Laporan dari reporter Tribunnews Ibrisa Fasti Ifami.
TRIBUNNEWS.COM, JAKARTA – Setara Institute menyoroti beberapa pasal dalam RUU Perubahan UU No. 32 Tahun 2002 tentang Periklanan. (RUU Publisitas) yang menunjukkan adanya upaya sistematis untuk menekan demokrasi.
Sayyidatul Insiyah, peneliti hukum dan konstitusi Setara Institute, mengatakan hal itu terlihat dari upaya pengendalian konten berita. Hal ini mengancam kebebasan berekspresi dan hak atas informasi.
“RUU Penyiaran memiliki beberapa pasal yang bermasalah dan merusak agenda demokrasi dan demokrasi. kebebasan media, kebebasan informasi serta agenda hak asasi manusia secara umum yang diperjuangkan sejak awal era reformasi,” kata Saiyida dalam keterangannya, Jumat (17/5/2024).
Saiyida juga menilai RUU Penyiaran dan Televisi akan melihat sempitnya ruang sipil.
Menurut laporan tahunan Indeks Hak Asasi Manusia, partai ini secara konsisten menunjukkan bahwa skor indeks kebebasan berekspresi adalah yang terendah setiap tahunnya.

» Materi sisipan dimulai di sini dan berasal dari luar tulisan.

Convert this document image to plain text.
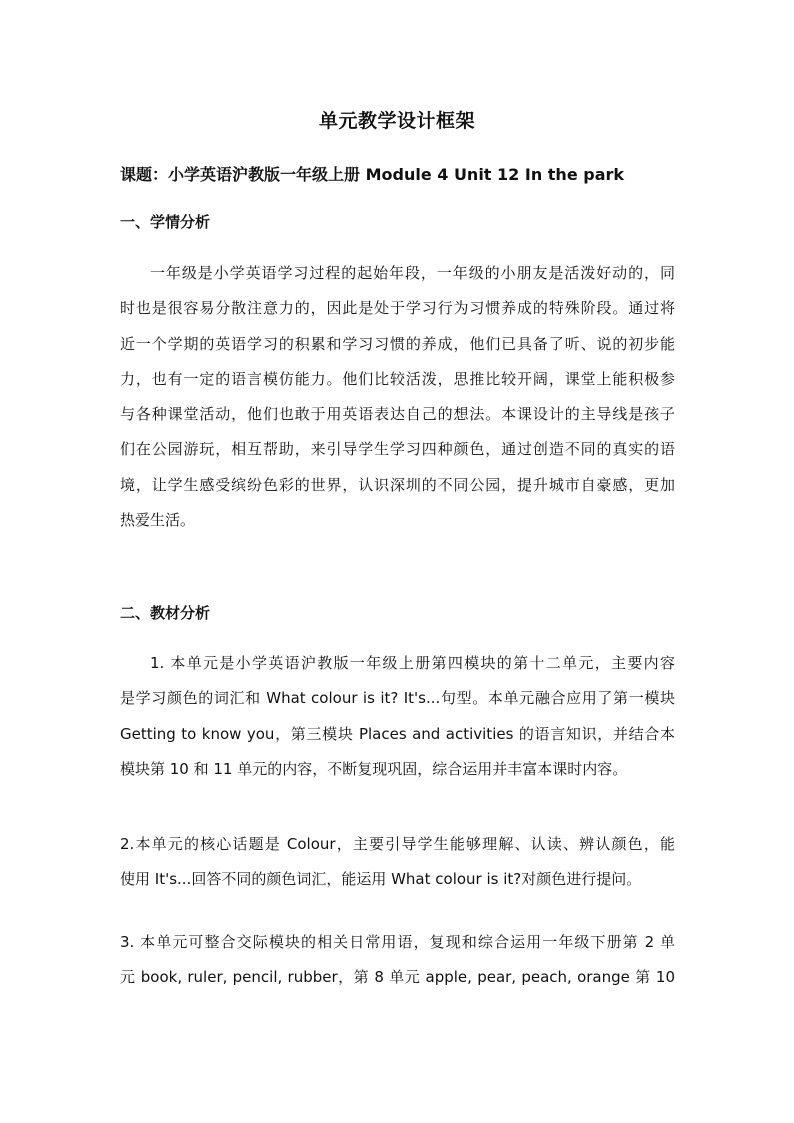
单元教学设计框架
课题：小学英语沪教版一年级上册 Module 4 Unit 12 In the park
一、学情分析
一年级是小学英语学习过程的起始年段，一年级的小朋友是活泼好动的，同
时也是很容易分散注意力的，因此是处于学习行为习惯养成的特殊阶段。通过将
近一个学期的英语学习的积累和学习习惯的养成，他们已具备了听、说的初步能
力，也有一定的语言模仿能力。他们比较活泼，思推比较开阔，课堂上能积极参
与各种课堂活动，他们也敢于用英语表达自己的想法。本课设计的主导线是孩子
们在公园游玩，相互帮助，来引导学生学习四种颜色，通过创造不同的真实的语
境，让学生感受缤纷色彩的世界，认识深圳的不同公园，提升城市自豪感，更加
热爱生活。
二、教材分析
1. 本单元是小学英语沪教版一年级上册第四模块的第十二单元，主要内容
是学习颜色的词汇和 What colour is it? It's...句型。本单元融合应用了第一模块
Getting to know you，第三模块 Places and activities 的语言知识，并结合本
模块第 10 和 11 单元的内容，不断复现巩固，综合运用并丰富本课时内容。
2.本单元的核心话题是 Colour，主要引导学生能够理解、认读、辨认颜色，能
使用 It's...回答不同的颜色词汇，能运用 What colour is it?对颜色进行提问。
3. 本单元可整合交际模块的相关日常用语，复现和综合运用一年级下册第 2 单
元 book, ruler, pencil, rubber，第 8 单元 apple, pear, peach, orange 第 10
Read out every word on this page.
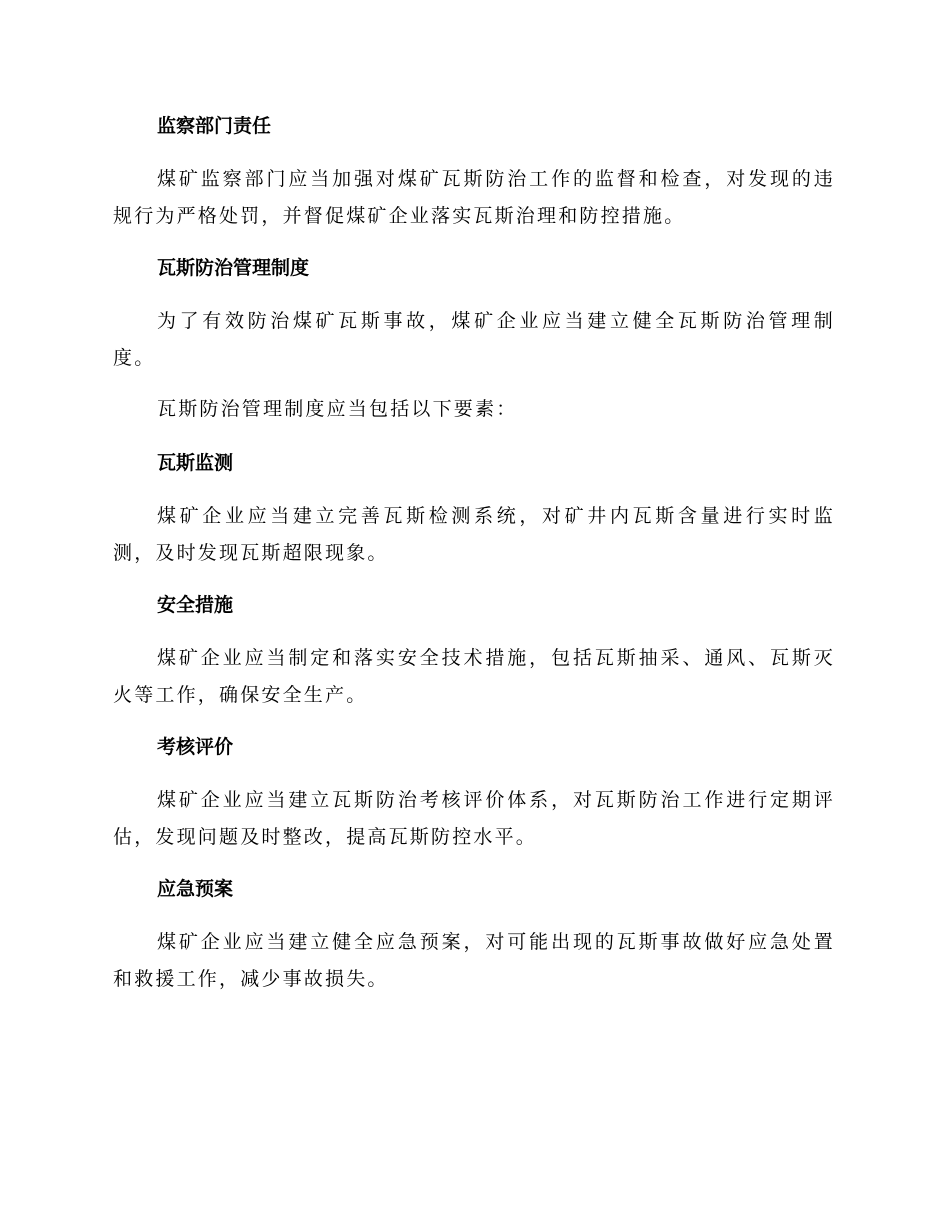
监察部门责任

煤矿监察部门应当加强对煤矿瓦斯防治工作的监督和检查，对发现的违规行为严格处罚，并督促煤矿企业落实瓦斯治理和防控措施。

瓦斯防治管理制度

为了有效防治煤矿瓦斯事故，煤矿企业应当建立健全瓦斯防治管理制度。

瓦斯防治管理制度应当包括以下要素：

瓦斯监测

煤矿企业应当建立完善瓦斯检测系统，对矿井内瓦斯含量进行实时监测，及时发现瓦斯超限现象。

安全措施

煤矿企业应当制定和落实安全技术措施，包括瓦斯抽采、通风、瓦斯灭火等工作，确保安全生产。

考核评价

煤矿企业应当建立瓦斯防治考核评价体系，对瓦斯防治工作进行定期评估，发现问题及时整改，提高瓦斯防控水平。

应急预案

煤矿企业应当建立健全应急预案，对可能出现的瓦斯事故做好应急处置和救援工作，减少事故损失。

Pada Indeks Hak Asasi Manusia SETARA Institute, ia mengatakan indikator kebebasan berekspresi belum mendekati angka rata-rata 1-7, dengan rincian skor: 1,7 pada tahun 2020; dan 1,3 pada tahun 2023
Artinya, alih-alih menjamin kebebasan berekspresi, RUU Penyiaran justru berpotensi memperburuk situasi kebebasan berekspresi. Apalagi melalui pembatasan kebebasan media, kata Saiyida yang ditolak Dewan Informasi.
Diberitakan sebelumnya, Ketua Dewan Media Ninik Rahayu mengatakan partainya dan seluruh pemilih menolak RUU Penyiaran dan Televisi yang banyak dibicarakan.
Ia mengkritik RUU Penyiaran dan Pertelevisian. Sebab, UU No. 40 Tahun 1999 tentang media tidak masuk dalam pertimbangan.
“(Hal ini) menunjukkan tidak adanya manfaat penyediaan jurnalisme berkualitas dalam produk periklanannya. Termasuk manipulasi yang akan dilakukan melalui platform tersebut,” ujarnya di Gedung Dewan Pers Jakarta, Selasa (14/5). / 2024).
Ia menilai RUU Penyiaran memiliki makna bahwa media tidak akan bebas, independen, dan tidak akan memberikan jurnalisme yang berkualitas.
“Karena dalam konteks pemberitaan, Dewan Jurnalis berpendapat jika perubahan ini terus berlanjut, maka ada aturan tertentu yang akan membuat media menjadi produk media yang buruk. Itu adalah media yang tidak profesional dan independen,” jelasnya.
Menurut dia, proses penyusunan UU Penyiaran dan Pertelevisian melanggar putusan Nomor MK 91/PUU-XVIII/2020 yakni rumusan peraturan yang memerlukan dukungan berarti.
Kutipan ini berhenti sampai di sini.